Ook de piste van de grootouders als spil voor kleinkinderopvang is naar de toekomst moeilijker aan te houden. Net als we werknemers willen stimuleren betreffende de noodzaak van een langere beroepsloopbaan, en terwijl jongere grootouders zelf ook nog zeer actief én steeds vaker nog de zorg dragen voor hun hoogbejaarde ouders (de zogenaamde sandwichgeneratie veroudert mee!).
Moraal van dit verhaal: Als we ouders meer appelleren naar ‘opvang’ van eigen kinderen, dan is de kans groot dat dit een extra belasting wordt voor de vrouw, de moeder in kwestie. Precair wordt dit zeker in het geval van eenoudergezin waar de moeder hoofd van het gezin is. Als we de positie van vrouwen op de arbeidsmarkt willen versterken of op z’n minst willen behouden, dan blijft het belangrijk een uitgebreid systeem van kinderopvang te voorzien én moet er werk gemaakt worden van e-man-cipatie van zorg voor kinderen. In Scandinavië gebruikt men hiervoor een ‘genderbonus’ (zie verderop).
Daarom lijkt het niet onbelangrijk duidelijk zicht te krijgen op: • •
Het statuut van de vrouwen wiens kinderen terechtkomen in een erkende en gesubsidieerde vorm van kinderopvang. Hoeveel kansarme kinderen gebruikmaken van kinderopvang?
Een andere vraag is hoe sterk arbeidsgerelateerd kinderopvang moet zijn. Met andere woorden; krijgen mensen met een actieve loopbaan voorrang of voordelen bij het gebruik van kinderopvang? Daar is iets voor te zeggen, maar wordt de kans tot kinderopvang minder een hefboom tot sociale en maatschappelijke integratie via tewerkstelling, ook en vooral voor mensen uit kansengroepen of mensen die (nog) niet op de reguliere arbeidsmarkt terechtkwamen. In dat kader is er nu nog geen sprake van een voorrangsbeleid: er wordt te veel post-factum gedacht en gewerkt. Er moet een ernstige inhaalbeweging komen wat neerkomt op zo’n 20 à 30% uitbreiding voor deze groep. Zeker in het kader van het komende Europese jaar tegen de Armoede. Ouders nauwer betrekken bij de kinderopvang heeft vast en zeker intrinsieke waarden die ‘onvervangbaar’ zijn. Dit kan ook tav kansengroepen drempelverlagend werken en biedt kansen om opvoedingsversterkend te werken.
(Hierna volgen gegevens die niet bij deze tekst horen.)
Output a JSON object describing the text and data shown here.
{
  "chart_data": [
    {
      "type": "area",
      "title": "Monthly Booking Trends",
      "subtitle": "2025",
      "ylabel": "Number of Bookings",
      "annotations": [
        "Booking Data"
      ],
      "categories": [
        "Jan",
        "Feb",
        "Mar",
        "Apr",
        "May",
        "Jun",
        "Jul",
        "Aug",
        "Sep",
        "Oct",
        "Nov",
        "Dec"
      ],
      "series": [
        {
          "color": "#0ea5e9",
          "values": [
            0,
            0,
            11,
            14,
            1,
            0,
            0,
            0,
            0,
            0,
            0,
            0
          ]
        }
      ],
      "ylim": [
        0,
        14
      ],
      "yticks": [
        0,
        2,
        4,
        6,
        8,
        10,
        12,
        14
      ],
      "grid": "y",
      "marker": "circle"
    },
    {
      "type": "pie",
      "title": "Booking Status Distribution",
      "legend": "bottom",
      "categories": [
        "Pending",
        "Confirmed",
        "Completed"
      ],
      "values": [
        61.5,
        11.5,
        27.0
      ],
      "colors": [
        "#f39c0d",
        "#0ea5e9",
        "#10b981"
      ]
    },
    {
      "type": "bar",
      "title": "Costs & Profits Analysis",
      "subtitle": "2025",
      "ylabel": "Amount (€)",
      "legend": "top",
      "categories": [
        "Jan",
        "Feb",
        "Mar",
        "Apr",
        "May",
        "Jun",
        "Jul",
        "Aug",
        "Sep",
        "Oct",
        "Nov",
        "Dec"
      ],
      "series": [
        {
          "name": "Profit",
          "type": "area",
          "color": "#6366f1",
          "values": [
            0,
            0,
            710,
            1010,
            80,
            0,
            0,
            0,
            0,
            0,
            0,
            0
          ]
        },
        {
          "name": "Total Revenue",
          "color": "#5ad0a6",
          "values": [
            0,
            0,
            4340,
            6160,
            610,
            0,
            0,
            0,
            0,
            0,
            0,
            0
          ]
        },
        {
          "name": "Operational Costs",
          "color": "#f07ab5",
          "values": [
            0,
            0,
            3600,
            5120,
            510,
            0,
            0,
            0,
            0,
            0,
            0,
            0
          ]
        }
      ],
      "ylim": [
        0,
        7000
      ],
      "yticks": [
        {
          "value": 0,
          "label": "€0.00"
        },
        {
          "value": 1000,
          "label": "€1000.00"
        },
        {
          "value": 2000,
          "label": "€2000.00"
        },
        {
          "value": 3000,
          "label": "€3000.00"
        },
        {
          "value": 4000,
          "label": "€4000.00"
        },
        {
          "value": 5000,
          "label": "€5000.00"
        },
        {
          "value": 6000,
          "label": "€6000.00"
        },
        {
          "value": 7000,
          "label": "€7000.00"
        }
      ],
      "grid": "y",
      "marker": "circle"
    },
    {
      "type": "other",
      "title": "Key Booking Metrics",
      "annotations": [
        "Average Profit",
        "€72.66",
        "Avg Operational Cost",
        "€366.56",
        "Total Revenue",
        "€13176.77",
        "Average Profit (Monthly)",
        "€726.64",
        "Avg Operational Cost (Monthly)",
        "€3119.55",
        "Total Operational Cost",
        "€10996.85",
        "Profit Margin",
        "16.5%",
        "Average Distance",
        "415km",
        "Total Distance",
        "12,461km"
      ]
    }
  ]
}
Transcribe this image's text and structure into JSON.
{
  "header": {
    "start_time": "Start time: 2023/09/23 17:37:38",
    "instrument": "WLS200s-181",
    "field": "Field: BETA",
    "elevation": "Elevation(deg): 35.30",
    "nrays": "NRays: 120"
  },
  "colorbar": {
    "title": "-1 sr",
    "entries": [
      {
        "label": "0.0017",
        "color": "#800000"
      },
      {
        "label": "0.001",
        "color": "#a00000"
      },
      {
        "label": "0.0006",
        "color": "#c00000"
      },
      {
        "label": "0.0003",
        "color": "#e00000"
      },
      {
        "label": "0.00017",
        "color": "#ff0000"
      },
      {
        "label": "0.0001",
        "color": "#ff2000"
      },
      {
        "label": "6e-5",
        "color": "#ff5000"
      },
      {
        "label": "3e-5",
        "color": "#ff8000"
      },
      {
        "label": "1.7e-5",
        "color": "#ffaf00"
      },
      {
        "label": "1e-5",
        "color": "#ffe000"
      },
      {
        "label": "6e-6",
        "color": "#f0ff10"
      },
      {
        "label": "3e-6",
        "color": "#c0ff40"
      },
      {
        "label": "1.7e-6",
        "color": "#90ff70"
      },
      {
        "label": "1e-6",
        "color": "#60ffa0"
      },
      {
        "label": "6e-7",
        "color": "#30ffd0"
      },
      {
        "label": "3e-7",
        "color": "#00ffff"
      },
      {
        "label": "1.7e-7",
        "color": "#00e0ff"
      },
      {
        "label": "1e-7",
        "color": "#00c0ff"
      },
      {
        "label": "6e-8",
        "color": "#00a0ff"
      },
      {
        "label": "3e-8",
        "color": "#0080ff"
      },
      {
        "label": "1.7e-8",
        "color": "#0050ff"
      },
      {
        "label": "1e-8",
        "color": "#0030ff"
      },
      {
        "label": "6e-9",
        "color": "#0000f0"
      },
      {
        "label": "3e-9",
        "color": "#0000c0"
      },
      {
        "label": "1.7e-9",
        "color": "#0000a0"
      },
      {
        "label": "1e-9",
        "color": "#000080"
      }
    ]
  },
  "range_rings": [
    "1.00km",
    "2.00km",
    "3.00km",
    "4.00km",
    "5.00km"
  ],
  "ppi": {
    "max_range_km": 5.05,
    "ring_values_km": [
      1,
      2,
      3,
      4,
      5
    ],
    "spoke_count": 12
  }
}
Hierbij moet de betaalbaarheid uitgangspunt blijven, zonder dat kinderopvang perse gratis moet worden.
Ozonnota/Griet Coppé/ jan.2010
Pagina 4
Maar ouders appelleren op hun ouderlijke verantwoordelijkheid mag er niet toe leiden dat vooral moeders terug moederen, zonder opbouwende sociale rechten en minder kansen op een reguliere tewerkstelling.
Hoe denkt de minister aan e-man-cipatie van kinderzorg te werken en liggen er al concrete pistes voor? Is er sprake van een soort genderbonus, waarbij ouderschapsverlof maximaal kan benut worden indien de man er een nominaal deel van opneemt? (in Zweden bvb. krijgt men per kind een tijdkrediet van 480 dagen, 240 voor elke partner waarvan er 180 over te dragen zijn naar de andere partner. Het vervangingsinkomen hiervoor wordt maximaal indien beide partners hieraan deelnemen.. Ook het vaderschapsverlof voor mannen bedraagt er veel meer dan bij ons. Daarnaast voert men in Zweden een actieve pr-politiek die het belang onderstreept van een vroeg contact tussen kind en vader. Ook worden toekomstige ouders ingelicht over de benefit-systems die er bestaan wanneer ze kinderen plannen. Hier lijkt me ook een rol voor de opvoedingswinkels, sociale huizen en andere belangrijke infopunten die ouders regelmatig frequenteren, weggelegd. Wat betreft opbouw sociale rechten Zweeds systeem: Als ouders gebruikmaken van hun tijd voor kinderopvang, dan wordt voor 1 ouder per jaar deze tijd mee ingerekend als tellend voor het latere pensioen. Als beide ouders maximaal participeren in het systeem van childcare dan kunnen ze kiezen naar wie deze rechten gaan. Kiezen ze niet, dan worden de rechten automatisch toegekend aan de partner met het laagste pensioeninkomen.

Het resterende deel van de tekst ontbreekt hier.